The Problem with Over-the-Counter Diarrhea Medications

It’s not usually wise to “stop-up” the diarrhea once it starts using things like loperamide or Lomotil. Diarrhea is the body’s attempt to “purge” a pathogen or toxin so when you take a drug to stop the diarrhea, it’s like you’re holding the disease organism or toxin in the body. Sometimes…I would say, rarely, this option may be necessary, but usually IT’S A BAD IDEA. So think over your situation carefully before you pop a pill. If you’ve had diarrhea for 3 days or travelers diarrhea that’s really severe and accompanied by other symptoms like fever, nausea, vomiting, lack of appetite, body aches, headache, etc., you might have a more severe infection like typhoid, malaria, giardia, or dengue. In that case, taking a drug to merely stop the diarrhea could be like putting a cork in your anus and allowing those nasty organisms to stay inside your body and proliferate at will.

Antibiotics for Diarrhea

Travelers tummy and diarrhea in particular are always unfortunate when you have a long trip ahead of you. In many places in the world, you can get antibiotics to help you overcome traveler’s diarrhea even if you arrived in the country without the proper meds, but in order to choose the right ones, you have to have some idea of what’s causing the travel diarrhea. For example, if you have malaria, Bactrim won’t help, but if you have Cyclosporiasis, anti-malarials like Atovaquone-Proguanil won’t help.

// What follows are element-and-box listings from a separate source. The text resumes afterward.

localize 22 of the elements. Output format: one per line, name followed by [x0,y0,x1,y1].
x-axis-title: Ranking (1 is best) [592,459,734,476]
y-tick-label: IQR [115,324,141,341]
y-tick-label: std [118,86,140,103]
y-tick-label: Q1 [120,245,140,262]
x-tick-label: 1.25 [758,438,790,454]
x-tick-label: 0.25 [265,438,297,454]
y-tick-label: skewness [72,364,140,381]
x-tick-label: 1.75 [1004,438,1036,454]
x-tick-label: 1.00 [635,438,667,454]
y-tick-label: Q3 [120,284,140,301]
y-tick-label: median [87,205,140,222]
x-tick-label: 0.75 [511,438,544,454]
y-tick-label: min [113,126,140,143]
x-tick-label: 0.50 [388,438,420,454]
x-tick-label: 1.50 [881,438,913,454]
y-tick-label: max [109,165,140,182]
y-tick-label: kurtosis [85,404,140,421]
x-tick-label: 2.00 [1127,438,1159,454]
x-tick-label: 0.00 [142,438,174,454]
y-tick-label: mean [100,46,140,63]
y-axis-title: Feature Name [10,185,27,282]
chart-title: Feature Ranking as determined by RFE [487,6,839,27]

In fact, taking these drugs could make things worse by destroying the good bacteria in your intestinal flora, leaving your poor intestines even more defenseless than before. That being said, I’ve read in some places online that some travelers taking Bactrim (Trimethoprim and Sulfamethoxazole) for traveler’s diarrhea prevent, which sounds like a terrible idea to me. Bactrim is a broad-spectrum antibiotic that kills some of the good bacteria in the body as well as the bad. Some sources say that it’s 100% effective at preventing traveler’s diarrhea, but it won’t prevent other illnesses like malaria, dengue, or Chagas. So, in other words, you may still end up getting sick and having diarrhea, even after taking Bactrim for an extended period of time. Since research suggests that immune health is in large part dependent on the health of the colon, it seems unwise to me to take broad-spectrum antibiotics of any kind long-term unless it’s absolutely necessary. And by absolutely necessary, I mean, unless the likelihood of getting traveler’s diarrhea is so high as to warrant killing off good intestinal flora that might protect a person from serious versions of other diseases, it might be better to instead, just carry Bactrim along on a trip abroad and take it immediately if you get travelers diarrhea. Since Bactrim works to treat a number of different diseases that manifest as “travelers diarrhea”, that’s what I would do.

However, if the Bactrim doesn’t work right away—if it doesn’t produce a noticeable betterment of general health and a lessening of diarrhea within 24 hours—then you need to consider other possible causes for your travelers tummy.

Food to Avoid When You Have Traveler’s Diarrhea

Avoid greasy foods as well as mangos, chilis if you have travelers diarrhea. Instead, as mentioned above, eat bananas and white rice. Wash these down with black tea. DRINK PLENTY OF FLUIDS, particularly decaffeinated ones that will keep you from becoming dehydrated. It may help to avoid ALL FOODS except bananas and white rice if the diarrhea is severe. Chances are, you won’t starve to death and as long as you continue to drink fluids, you’ll be okay. Fasting briefly when you have diarrhea can give your body a chance to recalibrate.